在编程的时候，编解码放在接口外面来做。程序核心使用unicode字符，且不要对字符编码做任何假设。

In [1]:
def to_str(bytes_or_str):
    if isinstance(bytes_or_str, bytes):
        value = bytes_or_str.decoce('utf-8')
    else:
        value = bytes_or_str
    return value

def to_bytes(bytes_or_str):
    if isinstance(bytes_or_str, str):
        value = bytes_or_str.encode('utf-8')
    else:
        value = bytes_or_str
    return value

在Python3中，涉及到文件处理的操作（使用内置的open函数）会默认的以UTF-8进行编码。而在Python2中默认采用二进制形式来编码。这也是导致意外事故发生的根源，特别是对于那些更习惯于使用Python2的程序员而言。

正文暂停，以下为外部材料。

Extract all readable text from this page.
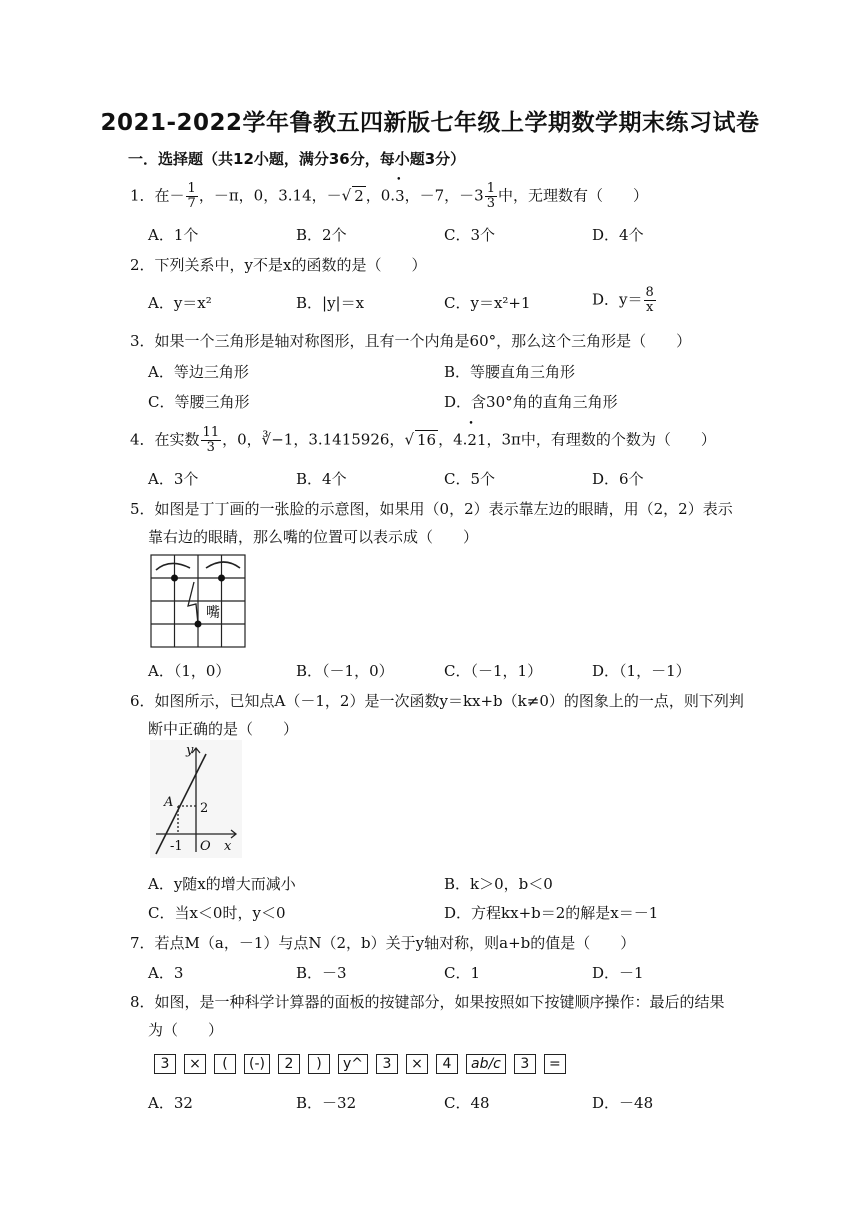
2021-2022学年鲁教五四新版七年级上学期数学期末练习试卷
一．选择题（共12小题，满分36分，每小题3分）
1．在－ $\frac{1}{7}$ ，－π，0，3.14，－√ 2 ，0.• 3，－7，$-3 \frac{1}{3}$ 中，无理数有（　　）
A．1个	B．2个	C．3个	D．4个
2．下列关系中，y不是x的函数的是（　　）
A．y＝x²	B．|y|＝x	C．y＝x²+1	D．$y= \frac{8}{x}$
3．如果一个三角形是轴对称图形，且有一个内角是60°，那么这个三角形是（　　）
A．等边三角形	B．等腰直角三角形
C．等腰三角形	D．含30°角的直角三角形
4．在实数 $\frac{11}{3}$ ，0，∛−1，3.1415926，√ 16 ，4.• 21，3π中，有理数的个数为（　　）
A．3个	B．4个	C．5个	D．6个
5．如图是丁丁画的一张脸的示意图，如果用（0，2）表示靠左边的眼睛，用（2，2）表示
靠右边的眼睛，那么嘴的位置可以表示成（　　）
嘴
A．（1，0）	B．（－1，0）	C．（－1，1）	D．（1，－1）
6．如图所示，已知点A（－1，2）是一次函数y＝kx+b（k≠0）的图象上的一点，则下列判
断中正确的是（　　）
y
x
O
A 2
-1
A．y随x的增大而减小	B．k＞0，b＜0
C．当x＜0时，y＜0	D．方程kx+b＝2的解是x＝－1
7．若点M（a，－1）与点N（2，b）关于y轴对称，则a+b的值是（　　）
A．3	B．－3	C．1	D．－1
8．如图，是一种科学计算器的面板的按键部分，如果按照如下按键顺序操作：最后的结果
为（　　）
3	×	(	(-)	2	)	y^	3	×	4	ab/c	3	=
A．32	B．－32	C．48	D．－48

比方说，将几个随机的二进制数据写入到一个文件中。在Python2中，下面的这段代码可以正常的工作，但是在Python3中却会报错并退出。

In [2]:
import os
with open('random.bin', 'w') as f:
    f.write(os.urandom(10))

TypeError: write() argument must be str, not bytes

导致这个异常发生的原因是在Python3中对于open函数又新增了一个名为encoding的参数。此参数默认为UTF-8。这样在文件句柄上进行read和write操作时，必须传入Unicode字符串的str实例，而不是包含了二进制数据的bytes实例。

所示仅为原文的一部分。